Internal settings

The third part of bdd.conf contains internal settings either required by the installer or intended for use by Oracle Support. Note that the installer will automatically add properties to this section when it runs.

Warning: Don't modify any properties in this part unless instructed to by Oracle Support.
Configuration property Description
DP_POOL_SIZE The maximum number of concurrent calls Studio can make to Data Processing.
DP_TASK_QUEUE_SIZE The maximum number of jobs Studio can add to the Data Processing queue.
MAX_INPUT_SPLIT_SIZE The maximum partition size used for Spark inputs, in MB. This controls the size of the blocks of data handled by Data Processing jobs.

Partition size directly affects Data Processing performance. When partitions are smaller, more jobs run in parallel and cluster resources are used more efficiently. This improves both speed and stability.

The default value is 32. This amount should be sufficient for most clusters, with a few exceptions:
  • If your Hadoop cluster has a very large processing capacity and most of your data sets are small (around 1GB), you can decrease this value.
  • In rare cases, when data enrichments are enabled, the enriched data set in a partition can become too large for its YARN container to handle. If this occurs, you can decrease this value to reduce the amount of memory each partition requires.

Note that this property overrides the HDFS block size used in Hadoop.

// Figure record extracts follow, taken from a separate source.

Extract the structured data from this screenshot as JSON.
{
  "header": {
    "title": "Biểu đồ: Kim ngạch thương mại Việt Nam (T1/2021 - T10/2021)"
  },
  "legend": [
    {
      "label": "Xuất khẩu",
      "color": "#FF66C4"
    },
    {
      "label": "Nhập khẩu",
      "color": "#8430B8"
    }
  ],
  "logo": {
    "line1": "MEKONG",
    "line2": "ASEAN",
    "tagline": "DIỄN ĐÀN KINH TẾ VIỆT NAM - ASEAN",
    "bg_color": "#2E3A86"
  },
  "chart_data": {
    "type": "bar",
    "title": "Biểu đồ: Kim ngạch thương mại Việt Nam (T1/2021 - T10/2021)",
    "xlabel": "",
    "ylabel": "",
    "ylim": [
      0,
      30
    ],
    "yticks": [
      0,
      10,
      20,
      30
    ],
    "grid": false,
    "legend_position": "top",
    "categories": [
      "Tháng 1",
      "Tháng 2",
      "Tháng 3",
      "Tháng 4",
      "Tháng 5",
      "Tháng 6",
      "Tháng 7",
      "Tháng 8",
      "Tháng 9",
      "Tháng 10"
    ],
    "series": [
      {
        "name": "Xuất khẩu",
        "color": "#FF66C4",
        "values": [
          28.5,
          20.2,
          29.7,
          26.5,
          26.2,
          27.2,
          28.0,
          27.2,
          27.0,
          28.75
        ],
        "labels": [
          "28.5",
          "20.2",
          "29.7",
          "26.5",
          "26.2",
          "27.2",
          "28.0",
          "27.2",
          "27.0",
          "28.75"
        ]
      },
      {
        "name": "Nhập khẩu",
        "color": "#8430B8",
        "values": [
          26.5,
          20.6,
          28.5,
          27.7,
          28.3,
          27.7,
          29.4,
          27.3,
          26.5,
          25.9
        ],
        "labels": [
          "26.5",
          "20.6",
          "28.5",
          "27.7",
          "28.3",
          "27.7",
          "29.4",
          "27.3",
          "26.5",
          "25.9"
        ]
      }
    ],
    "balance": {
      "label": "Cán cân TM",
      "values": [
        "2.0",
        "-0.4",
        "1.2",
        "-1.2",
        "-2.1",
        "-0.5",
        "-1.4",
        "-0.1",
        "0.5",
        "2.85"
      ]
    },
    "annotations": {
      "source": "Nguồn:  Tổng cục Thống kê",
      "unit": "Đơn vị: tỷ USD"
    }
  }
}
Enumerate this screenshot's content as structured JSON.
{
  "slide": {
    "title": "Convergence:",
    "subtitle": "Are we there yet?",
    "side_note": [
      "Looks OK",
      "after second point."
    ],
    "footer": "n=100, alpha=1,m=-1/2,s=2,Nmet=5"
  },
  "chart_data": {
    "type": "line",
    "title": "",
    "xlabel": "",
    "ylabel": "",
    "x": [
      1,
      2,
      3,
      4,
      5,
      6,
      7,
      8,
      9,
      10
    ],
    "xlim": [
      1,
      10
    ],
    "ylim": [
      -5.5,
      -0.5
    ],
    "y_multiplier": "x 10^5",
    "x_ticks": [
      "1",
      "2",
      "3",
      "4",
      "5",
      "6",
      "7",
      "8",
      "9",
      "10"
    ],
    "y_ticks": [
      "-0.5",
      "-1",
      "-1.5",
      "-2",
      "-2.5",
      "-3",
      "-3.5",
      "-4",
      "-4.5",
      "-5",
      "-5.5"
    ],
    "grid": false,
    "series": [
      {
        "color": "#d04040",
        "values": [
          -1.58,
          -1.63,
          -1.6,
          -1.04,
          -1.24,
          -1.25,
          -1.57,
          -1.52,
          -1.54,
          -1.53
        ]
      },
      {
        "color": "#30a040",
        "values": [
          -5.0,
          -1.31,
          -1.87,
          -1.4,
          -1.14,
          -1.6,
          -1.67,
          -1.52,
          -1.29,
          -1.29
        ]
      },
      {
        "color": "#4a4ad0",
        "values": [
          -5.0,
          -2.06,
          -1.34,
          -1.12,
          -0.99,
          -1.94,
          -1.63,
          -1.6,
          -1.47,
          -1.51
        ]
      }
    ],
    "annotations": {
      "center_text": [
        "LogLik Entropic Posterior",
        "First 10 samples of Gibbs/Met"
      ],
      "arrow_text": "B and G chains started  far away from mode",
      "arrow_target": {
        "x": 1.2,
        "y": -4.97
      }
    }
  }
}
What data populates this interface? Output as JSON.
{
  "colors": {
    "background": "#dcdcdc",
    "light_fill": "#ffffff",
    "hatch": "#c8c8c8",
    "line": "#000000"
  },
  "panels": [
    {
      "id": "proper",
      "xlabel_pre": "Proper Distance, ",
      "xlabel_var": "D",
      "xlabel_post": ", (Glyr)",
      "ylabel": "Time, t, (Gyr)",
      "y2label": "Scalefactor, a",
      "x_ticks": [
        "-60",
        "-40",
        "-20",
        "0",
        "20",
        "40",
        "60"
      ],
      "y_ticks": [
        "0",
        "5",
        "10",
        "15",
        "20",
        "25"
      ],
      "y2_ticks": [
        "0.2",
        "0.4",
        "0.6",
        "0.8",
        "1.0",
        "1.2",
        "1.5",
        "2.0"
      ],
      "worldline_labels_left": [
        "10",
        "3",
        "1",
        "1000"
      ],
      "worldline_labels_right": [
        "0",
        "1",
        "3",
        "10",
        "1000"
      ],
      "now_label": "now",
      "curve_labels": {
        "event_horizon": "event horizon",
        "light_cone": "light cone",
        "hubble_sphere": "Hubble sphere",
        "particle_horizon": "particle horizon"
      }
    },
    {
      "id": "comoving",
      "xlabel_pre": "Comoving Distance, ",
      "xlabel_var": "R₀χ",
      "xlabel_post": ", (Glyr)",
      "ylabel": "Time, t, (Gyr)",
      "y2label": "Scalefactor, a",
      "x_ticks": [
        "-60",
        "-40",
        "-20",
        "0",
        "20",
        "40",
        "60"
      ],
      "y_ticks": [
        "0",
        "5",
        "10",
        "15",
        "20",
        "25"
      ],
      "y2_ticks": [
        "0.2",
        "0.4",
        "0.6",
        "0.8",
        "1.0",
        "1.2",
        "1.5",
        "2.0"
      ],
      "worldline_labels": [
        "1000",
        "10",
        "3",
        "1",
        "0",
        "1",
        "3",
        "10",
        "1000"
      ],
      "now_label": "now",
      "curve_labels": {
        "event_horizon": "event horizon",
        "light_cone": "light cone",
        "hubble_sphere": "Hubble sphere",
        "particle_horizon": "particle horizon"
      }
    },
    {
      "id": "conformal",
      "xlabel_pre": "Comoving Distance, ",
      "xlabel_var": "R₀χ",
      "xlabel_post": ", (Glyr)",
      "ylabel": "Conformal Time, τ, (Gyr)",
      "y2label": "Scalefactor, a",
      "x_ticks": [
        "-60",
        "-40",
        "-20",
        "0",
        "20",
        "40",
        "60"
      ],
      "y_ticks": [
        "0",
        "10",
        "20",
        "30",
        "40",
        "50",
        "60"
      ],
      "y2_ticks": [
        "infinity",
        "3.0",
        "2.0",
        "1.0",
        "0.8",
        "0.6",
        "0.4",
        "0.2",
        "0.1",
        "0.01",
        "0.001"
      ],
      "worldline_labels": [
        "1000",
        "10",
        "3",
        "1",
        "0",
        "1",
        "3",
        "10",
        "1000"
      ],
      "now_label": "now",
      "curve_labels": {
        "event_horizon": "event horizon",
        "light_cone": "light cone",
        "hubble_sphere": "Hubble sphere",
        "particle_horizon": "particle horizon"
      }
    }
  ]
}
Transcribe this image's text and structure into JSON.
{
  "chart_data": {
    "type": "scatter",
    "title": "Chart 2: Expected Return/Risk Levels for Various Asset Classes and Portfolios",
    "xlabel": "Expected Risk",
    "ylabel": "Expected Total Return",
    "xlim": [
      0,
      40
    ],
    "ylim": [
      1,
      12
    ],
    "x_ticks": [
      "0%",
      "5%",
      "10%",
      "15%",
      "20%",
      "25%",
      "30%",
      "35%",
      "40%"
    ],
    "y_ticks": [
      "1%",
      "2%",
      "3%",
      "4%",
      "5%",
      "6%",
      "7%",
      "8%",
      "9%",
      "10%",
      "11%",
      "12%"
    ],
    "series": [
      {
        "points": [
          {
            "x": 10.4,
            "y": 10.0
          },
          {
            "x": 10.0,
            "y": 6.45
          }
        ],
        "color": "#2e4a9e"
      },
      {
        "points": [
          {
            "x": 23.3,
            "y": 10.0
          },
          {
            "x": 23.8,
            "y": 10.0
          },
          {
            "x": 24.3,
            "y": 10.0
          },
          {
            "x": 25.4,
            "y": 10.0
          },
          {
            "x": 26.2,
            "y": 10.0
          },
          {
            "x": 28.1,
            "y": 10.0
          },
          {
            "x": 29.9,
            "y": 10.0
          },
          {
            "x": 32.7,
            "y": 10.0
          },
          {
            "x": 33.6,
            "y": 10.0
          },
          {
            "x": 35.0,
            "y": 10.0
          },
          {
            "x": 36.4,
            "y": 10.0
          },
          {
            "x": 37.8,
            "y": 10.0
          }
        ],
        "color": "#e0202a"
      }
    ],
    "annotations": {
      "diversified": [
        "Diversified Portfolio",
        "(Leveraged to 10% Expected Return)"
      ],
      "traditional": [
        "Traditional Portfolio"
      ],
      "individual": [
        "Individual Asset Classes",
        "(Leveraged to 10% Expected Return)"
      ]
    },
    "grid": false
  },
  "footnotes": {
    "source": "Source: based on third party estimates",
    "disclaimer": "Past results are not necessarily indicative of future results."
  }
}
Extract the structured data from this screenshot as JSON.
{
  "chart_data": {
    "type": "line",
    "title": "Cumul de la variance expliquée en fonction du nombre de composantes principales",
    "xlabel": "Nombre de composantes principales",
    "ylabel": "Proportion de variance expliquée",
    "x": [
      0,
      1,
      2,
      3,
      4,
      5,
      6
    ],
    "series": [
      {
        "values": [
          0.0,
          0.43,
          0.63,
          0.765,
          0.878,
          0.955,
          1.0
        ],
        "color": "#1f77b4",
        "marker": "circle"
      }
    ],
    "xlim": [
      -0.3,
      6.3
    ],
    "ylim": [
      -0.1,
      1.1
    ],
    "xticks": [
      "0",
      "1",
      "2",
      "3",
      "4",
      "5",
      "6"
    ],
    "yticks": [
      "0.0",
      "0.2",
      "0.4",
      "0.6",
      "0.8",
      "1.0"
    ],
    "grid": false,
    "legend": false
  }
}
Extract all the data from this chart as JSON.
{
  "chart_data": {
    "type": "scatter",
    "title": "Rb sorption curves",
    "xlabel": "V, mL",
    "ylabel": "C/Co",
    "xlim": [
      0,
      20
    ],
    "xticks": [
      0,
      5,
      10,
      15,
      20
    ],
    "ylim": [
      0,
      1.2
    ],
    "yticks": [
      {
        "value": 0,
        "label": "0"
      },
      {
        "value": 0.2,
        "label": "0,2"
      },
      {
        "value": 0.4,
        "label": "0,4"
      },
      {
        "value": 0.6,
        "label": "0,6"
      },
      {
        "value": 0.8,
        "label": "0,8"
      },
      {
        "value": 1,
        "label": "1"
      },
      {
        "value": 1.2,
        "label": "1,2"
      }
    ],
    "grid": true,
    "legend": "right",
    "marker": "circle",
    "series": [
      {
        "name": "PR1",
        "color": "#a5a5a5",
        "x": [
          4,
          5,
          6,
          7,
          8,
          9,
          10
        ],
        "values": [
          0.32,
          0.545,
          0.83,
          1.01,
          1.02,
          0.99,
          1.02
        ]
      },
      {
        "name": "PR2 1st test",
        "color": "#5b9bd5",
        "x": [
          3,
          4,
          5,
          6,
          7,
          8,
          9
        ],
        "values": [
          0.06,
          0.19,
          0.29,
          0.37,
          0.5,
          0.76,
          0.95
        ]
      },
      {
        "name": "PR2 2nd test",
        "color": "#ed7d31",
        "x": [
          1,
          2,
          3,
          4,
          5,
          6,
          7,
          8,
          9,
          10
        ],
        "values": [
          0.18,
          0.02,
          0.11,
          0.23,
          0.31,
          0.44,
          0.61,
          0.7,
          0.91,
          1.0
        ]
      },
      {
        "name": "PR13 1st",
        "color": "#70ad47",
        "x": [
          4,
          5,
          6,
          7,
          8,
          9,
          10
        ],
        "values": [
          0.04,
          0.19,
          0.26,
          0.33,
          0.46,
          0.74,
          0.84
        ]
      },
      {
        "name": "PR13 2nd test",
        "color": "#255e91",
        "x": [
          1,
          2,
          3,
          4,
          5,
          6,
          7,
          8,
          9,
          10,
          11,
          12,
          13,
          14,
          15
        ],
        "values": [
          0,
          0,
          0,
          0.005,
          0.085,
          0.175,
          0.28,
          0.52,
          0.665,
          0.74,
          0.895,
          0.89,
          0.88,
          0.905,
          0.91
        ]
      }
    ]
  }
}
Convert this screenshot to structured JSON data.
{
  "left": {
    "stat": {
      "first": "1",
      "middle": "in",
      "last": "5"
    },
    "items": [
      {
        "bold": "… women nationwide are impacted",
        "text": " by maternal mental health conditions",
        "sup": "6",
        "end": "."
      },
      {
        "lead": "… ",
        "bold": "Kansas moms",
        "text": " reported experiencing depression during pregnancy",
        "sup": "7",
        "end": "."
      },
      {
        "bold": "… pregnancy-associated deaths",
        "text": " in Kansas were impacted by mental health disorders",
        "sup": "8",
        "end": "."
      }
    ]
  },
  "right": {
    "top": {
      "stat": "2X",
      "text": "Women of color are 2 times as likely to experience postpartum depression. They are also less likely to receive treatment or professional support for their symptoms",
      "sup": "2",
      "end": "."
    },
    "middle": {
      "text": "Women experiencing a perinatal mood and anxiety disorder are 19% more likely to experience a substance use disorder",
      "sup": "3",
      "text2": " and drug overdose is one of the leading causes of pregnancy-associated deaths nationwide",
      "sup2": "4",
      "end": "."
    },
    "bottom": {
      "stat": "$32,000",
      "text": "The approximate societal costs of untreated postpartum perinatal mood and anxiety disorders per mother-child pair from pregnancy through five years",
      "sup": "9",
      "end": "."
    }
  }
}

SPARK_DYNAMIC_ALLOCATION Determines whether Data Processing dynamically computes the resources allocated to the Spark executors during processing. This value should always be set to true.
false is only intended for use by Oracle Support. When set, Data Processing allocates Spark resources according to the static configuration defined by the following properties:
  • SPARK_DRIVER_CORES
  • SPARK_DRIVER_MEMORY
  • SPARK_EXECUTORS
  • SPARK_EXECUTOR_CORES
  • SPARK_EXECUTOR_MEMORY
SPARK_DRIVER_CORES The number of cores used by the Spark job driver.
SPARK_DRIVER_MEMORY The maximum memory heap size for the Spark job driver. This must be in the same format as JVM memory settings; for example, 512m or 2g.
SPARK_EXECUTORS The total number of Spark executors to launch.
SPARK_EXECUTOR_CORES The number of cores for each Spark executor.
SPARK_EXECUTOR_MEMORY The maximum memory heap size for each Spark executor. This must be in the same format as JVM memory settings; for example, 512M or 2g.
RECORD_SEARCH_THRESHOLD The minimum number of characters the average value of a String attribute must contain to be record searchable.
VALUE_SEARCH_THRESHOLD The minimum number of characters the average value of a String attribute must contain to be value searchable.
BDD_VERSION The version of BDD. This property is intended for use by Oracle Support and shouldn't be changed.
BDD_RELEASE_VERSION The BDD hotfix or patch version. This property is intended for use by Oracle Support and shouldn't be changed.